If you will remember, in Matthew 21, He took a donkey into Jerusalem and was proclaimed by the people. But He put that off, and shunned that for the time being, in order to wash His clothes in wine—his own blood. And so, this is kind of a prophecy of that.
I would like to end in here in a psalm thought to be written by Solomon, and I think it is page 54 or 55 in our songbook—our hymns there. But, we can hear echoes of Jacob's prophecy in this psalm in which Solomon uses his own God-blessed reign as a type of millennial reign of Jesus Christ, the Lion of Judah.
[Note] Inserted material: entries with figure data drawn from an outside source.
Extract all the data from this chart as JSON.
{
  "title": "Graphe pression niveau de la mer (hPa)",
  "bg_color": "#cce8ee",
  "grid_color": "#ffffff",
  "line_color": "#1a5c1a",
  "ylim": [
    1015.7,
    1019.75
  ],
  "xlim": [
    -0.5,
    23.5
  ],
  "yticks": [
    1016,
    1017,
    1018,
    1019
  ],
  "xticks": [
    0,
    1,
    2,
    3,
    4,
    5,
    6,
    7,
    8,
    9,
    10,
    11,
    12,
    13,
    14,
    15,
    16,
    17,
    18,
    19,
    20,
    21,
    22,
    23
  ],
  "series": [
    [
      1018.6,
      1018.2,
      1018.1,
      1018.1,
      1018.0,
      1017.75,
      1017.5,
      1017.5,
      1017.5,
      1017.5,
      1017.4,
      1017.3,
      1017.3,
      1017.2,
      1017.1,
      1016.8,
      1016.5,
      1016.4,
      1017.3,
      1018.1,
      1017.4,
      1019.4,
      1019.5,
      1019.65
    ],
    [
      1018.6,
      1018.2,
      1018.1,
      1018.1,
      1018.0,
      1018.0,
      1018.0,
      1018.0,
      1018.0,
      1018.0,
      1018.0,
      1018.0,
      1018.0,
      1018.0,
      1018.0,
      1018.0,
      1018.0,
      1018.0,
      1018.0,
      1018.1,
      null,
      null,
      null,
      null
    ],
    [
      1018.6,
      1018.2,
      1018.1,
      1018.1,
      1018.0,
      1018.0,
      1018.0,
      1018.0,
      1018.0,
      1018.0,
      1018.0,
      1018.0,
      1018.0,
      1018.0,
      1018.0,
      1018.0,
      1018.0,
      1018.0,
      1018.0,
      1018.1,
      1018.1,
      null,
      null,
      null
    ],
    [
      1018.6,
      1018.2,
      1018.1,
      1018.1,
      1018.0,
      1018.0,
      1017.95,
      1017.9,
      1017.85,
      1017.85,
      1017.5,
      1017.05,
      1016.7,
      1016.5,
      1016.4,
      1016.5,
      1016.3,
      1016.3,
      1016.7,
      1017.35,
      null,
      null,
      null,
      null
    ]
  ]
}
Psalm 72:1-19 Give the king Your judgments, O God, and Your righteousness to the king's Son. He will judge Your people with righteousness, and Your poor with justice. The mountains will bring peace to the people, and the little hills, by righteousness. He will bring justice to the poor of the people; He will save the children of the needy, and will break in pieces the oppressor. They shall fear You as long as the sun and moon endure, throughout all generations. He shall come down like rain upon the grass before mowing, like showers that water the earth. In His days the righteous shall flourish, and abundance of peace, until the moon is no more. He shall have dominion also from sea to sea, and from the River to the ends of the earth. Those who dwell in the wilderness will bow before Him, and His enemies will lick the dust. The kings of Tarshish and of the isles will bring presents; the kings of Sheba and Seba will offer gifts. Yes, all kings shall fall down before Him; all nations shall serve Him. For He will deliver the needy when he cries, the poor also, and him who has no helper. He will spare the poor and needy, and will save the souls of the needy. He will redeem their life from oppression and violence; and precious shall be their blood in His sight. And He shall live; and the gold of Sheba will be given to Him; prayer also will be made for Him continually, and daily He shall be praised. There will be an abundance of grain in the earth, on the top of the mountains; its fruit shall wave like Lebanon; and those of the city shall flourish like grass of the earth. His name shall endure forever; His name shall continue as long as the sun. And men shall be blessed in Him; all nations shall call Him blessed. Blessed be the Lord God, the God of Israel, who only does wondrous things! And blessed be His glorious name forever! And let the whole earth be filled with His glory. Amen and Amen.
I hope that this has been instructive and helpful to you all.